Background
We are in the process of migrating our existing Auth rails stack to Auth0 using omniauth-auth0. Our existing stack allows anyone to login with a password, OTP via email, or google. Our existing stack allows any user to switch freely between the options. Most people stick to one option, but any option is valid.
Account linking
Because we want all three connections to refer to the same user, we have set up account linking so these three identities are one.
The problem
If we want to support passwordless users, we have to specify that as the connection
parameter. But if a user wants to change their mind and sign in differently, things get clunky.
What we tried
We added a button to one of the partials in our universal login template. This button called back to our application which would then send the user through the flow using “email” as the connection (yes, we’re aware of the risk of vulnerability here) and passing any email entered as the login_hint.
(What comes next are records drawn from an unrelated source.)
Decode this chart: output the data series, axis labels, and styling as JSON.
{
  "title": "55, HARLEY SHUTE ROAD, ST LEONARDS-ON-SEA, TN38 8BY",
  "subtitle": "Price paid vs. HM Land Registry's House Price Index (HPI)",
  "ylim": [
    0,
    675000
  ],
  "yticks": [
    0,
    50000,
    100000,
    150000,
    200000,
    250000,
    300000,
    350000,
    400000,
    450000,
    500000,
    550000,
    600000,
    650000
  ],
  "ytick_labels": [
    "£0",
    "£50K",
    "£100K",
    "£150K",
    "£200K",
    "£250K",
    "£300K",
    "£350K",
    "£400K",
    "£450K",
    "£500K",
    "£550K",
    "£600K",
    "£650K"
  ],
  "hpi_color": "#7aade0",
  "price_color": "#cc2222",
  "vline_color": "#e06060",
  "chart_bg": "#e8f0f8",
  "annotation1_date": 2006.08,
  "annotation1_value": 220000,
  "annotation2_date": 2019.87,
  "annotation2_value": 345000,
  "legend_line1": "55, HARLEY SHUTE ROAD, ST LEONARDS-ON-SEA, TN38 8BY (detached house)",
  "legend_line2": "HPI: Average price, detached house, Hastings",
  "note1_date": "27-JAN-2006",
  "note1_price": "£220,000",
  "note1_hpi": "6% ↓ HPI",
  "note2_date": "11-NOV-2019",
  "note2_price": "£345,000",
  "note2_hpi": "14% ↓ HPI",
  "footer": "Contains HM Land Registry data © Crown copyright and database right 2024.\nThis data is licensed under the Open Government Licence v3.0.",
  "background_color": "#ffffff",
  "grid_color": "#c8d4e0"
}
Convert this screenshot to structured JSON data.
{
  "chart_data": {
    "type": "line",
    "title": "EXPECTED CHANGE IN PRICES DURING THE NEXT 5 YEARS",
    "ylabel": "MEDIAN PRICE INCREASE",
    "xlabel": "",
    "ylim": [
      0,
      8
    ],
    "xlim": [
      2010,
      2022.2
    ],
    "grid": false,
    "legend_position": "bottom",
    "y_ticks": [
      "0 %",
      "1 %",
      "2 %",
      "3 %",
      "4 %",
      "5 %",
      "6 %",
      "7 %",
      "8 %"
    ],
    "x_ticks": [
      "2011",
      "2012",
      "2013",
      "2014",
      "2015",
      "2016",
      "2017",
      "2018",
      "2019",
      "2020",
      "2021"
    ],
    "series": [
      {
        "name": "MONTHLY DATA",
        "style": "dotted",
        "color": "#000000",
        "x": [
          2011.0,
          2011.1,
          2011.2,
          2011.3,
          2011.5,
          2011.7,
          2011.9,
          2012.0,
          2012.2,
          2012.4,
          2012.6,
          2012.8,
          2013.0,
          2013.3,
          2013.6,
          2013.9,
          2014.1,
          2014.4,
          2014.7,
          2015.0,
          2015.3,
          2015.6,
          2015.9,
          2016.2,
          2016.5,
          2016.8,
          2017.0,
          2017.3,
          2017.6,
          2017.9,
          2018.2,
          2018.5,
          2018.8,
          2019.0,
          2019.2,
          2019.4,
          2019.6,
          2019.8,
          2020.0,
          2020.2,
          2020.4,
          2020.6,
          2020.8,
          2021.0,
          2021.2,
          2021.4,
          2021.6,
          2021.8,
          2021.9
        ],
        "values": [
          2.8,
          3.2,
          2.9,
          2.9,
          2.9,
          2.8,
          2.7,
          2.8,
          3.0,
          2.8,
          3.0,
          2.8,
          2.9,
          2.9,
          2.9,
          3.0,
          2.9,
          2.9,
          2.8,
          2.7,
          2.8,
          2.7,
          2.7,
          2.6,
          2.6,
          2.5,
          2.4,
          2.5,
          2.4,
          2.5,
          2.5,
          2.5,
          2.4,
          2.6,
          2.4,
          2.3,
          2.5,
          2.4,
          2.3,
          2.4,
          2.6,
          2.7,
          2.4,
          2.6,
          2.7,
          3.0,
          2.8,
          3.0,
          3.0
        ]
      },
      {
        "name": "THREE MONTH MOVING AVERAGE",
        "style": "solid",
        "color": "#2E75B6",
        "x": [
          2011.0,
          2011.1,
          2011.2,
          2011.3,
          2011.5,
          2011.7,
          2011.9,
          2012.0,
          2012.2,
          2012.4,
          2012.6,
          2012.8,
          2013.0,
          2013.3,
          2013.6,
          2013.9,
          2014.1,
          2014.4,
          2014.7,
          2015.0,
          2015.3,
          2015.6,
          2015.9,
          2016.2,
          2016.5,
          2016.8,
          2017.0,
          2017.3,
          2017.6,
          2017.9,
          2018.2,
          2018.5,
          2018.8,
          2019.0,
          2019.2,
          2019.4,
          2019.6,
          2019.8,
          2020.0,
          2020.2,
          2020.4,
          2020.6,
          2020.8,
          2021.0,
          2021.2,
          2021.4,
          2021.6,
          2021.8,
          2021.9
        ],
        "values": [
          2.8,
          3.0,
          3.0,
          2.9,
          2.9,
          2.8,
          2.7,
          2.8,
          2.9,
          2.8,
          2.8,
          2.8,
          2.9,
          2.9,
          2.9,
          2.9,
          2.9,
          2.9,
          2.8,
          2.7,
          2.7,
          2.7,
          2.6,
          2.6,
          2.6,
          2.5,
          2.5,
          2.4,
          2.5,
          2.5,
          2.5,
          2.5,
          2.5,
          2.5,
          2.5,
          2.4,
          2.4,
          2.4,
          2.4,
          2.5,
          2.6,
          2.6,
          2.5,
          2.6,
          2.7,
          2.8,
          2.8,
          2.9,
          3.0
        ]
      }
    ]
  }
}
That works well… except when we send the user to the login screen with the “email” connection, our button to switch to email is still there.
And if the user doesn’t enter an email, we don’t have a login hint so we’re back to the same screen. If we use a “space” for the login hint, we’re sent to the code entry screen but clicking “edit” for the obviously wrong email sends you back to the same place as well. And there’s no option to switch to password.
What would solve all of our problems
Being able to detect which connection was in use would allow us to hide/show buttons on the form conditionally.
In a perfect world
This would be built into Auth0 itself to avoid bouncing between different systems. Our current implementation just adds/removes fields based on the user’s actions.
What we’re also considering
We could have the buttons to “choose your own adventure” starting from our application.
That gets a little clunky with google auth since they have to click a button to get to an Auth0 page to click another button if we want to stop supporting it locally/enable SSO functionality.
This turned out to not be true. Specifying just google-oauth2 had a streamlined experience.